Ein weiterer Punkt handelt von Antisemitismus in der schwulen Szene, von der Erinnerung an den Holocaust und dem geforderten Denkmal für die homosexuellen NS-Opfer. Kritisiert wird von der Basis-Gruppe dessen offizielle Forderung nach einem zentralen Mahnmal für schwule Verfolgte im Dritten Reich; damit würden jüdische und homosexuelle Verfolgte gleichgesetzt. Diese Unterstellung ist zumindest gewagt, so lange nicht einmal klar ist, wie das Denkmal konzipiert ist und woran dort wie erinnert werden soll. Der Nationalsozialismus war eben auch eine heterosexistisch regulierte Gesellschaft mit einem restriktiven Geschlechterregime, das weibliche Körper anders unterwarf als männliche. Die geschlechtliche Regulation nahm zum Machtzentrum des NS hin zu, weshalb sich überproportional viele NS-Funktionäre unter den Rosa-Winkel-Häftlingen fanden. Wäre es nicht sinnvoll, auch diese Dimension des Nationalsozialismus mit im Blick zu behalten? Warum sollen sich nicht Erinnerungsformen finden lassen, in denen auch die heterosexistische Regulation thematisierbar bleibt? Ohne dass eigens »schwule« Verfolgte erfunden werden müssen.
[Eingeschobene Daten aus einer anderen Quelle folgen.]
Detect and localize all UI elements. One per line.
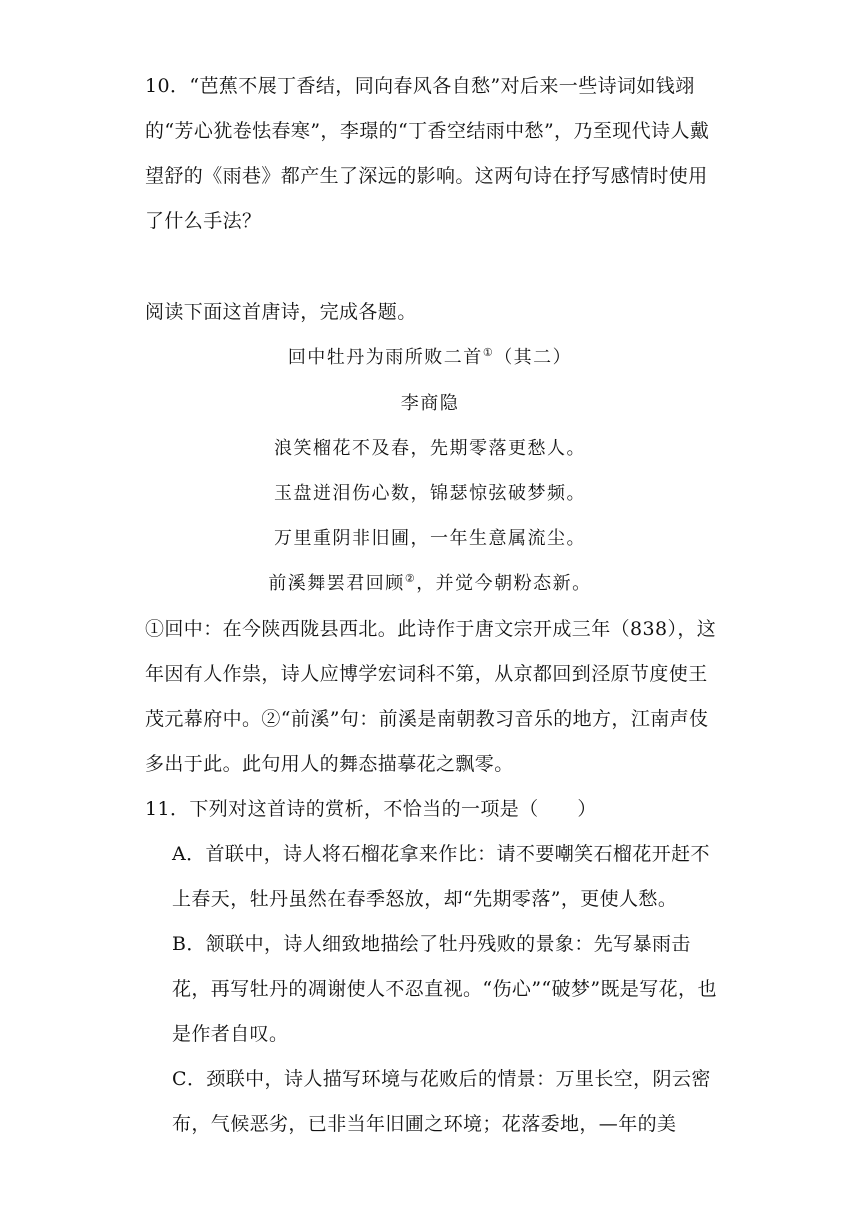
poem-line-3: 万里重阴非旧圃，一年生意属流尘。: [274, 528, 586, 549]
poem-author: 李商隐: [400, 393, 460, 414]
question-10: 10．“芭蕉不展丁香结，同向春风各自愁”对后来一些诗词如钱翊的“芳心犹卷怯春寒”，李璟的“丁香空结雨中愁”，乃至现代诗人戴望舒的《雨巷》都产生了深远的影响。这两句诗在抒写感情时使用了什么手法？: [145, 75, 710, 232]
question-11-option-a: A．首联中，诗人将石榴花拿来作比：请不要嘲笑石榴花开赶不上春天，牡丹虽然在春季怒放，却“先期零落”，更使人愁。: [172, 843, 710, 910]
poem-title-suffix: （其二）: [494, 347, 573, 368]
poem-line-1: 浪笑榴花不及春，先期零落更愁人。: [274, 438, 586, 459]
poem-line-4-note-mark: ②: [404, 572, 417, 585]
question-11-option-c: C．颈联中，诗人描写环境与花败后的情景：万里长空，阴云密布，气候恶劣，已非当年旧圃之环境；花落委地，—年的美: [172, 1068, 711, 1135]
poem-title-note-mark: ①: [482, 346, 495, 359]
poem-line-4-part-b: ，并觉今朝粉态新。: [416, 573, 592, 594]
reading-instruction: 阅读下面这首唐诗，完成各题。: [145, 301, 417, 323]
poem-line-4: [0, 569, 860, 599]
question-11-option-b: B．颔联中，诗人细致地描绘了牡丹残败的景象：先写暴雨击花，再写牡丹的凋谢使人不忍直视。“伤心”“破梦”既是写花，也是作者自叹。: [172, 933, 717, 1045]
poem-line-4-part-a: 前溪舞罢君回顾: [268, 573, 405, 594]
question-11-stem: 11．下列对这首诗的赏析，不恰当的一项是（ ）: [145, 798, 597, 820]
poem-title: [0, 343, 860, 373]
poem-line-2: 玉盘迸泪伤心数，锦瑟惊弦破梦频。: [274, 483, 586, 504]
poem-notes: ①回中：在今陕西陇县西北。此诗作于唐文宗开成三年（838），这年因有人作祟，诗人应博学宏词科不第，从京都回到泾原节度使王茂元幕府中。②“前溪”句：前溪是南朝教习音乐的地方，江南声伎多出于此。此句用人的舞态描摹花之飘零。: [145, 618, 717, 775]
poem-title-text: 回中牡丹为雨所败二首: [287, 347, 483, 368]
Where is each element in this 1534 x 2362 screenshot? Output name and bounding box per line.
Die Parade dürfte mit dieser Diskussion mächtig überstrapaziert sein, und den Machern des CSD kann jede Kritik egal sein, sie haben seine Funktionsweise - Spaß, Identität, Vielfalt - auf ihrer Seite. Die Form bestimmt hier, was an Inhalten möglich ist: (fast) alles, und deshalb bleibt alles inhaltsleer. Wenn Politiken vor allem auf den CSD und auf »die Schwulen« hin entworfen sind, müssen sie im CSD-Pluralismus untergehen. Das ist schade, weil bestimmte Forderungen, Diskussionen und Ziele auch in anderen Kontexten Ausgangspunkt für politische Interventionen sein könnten.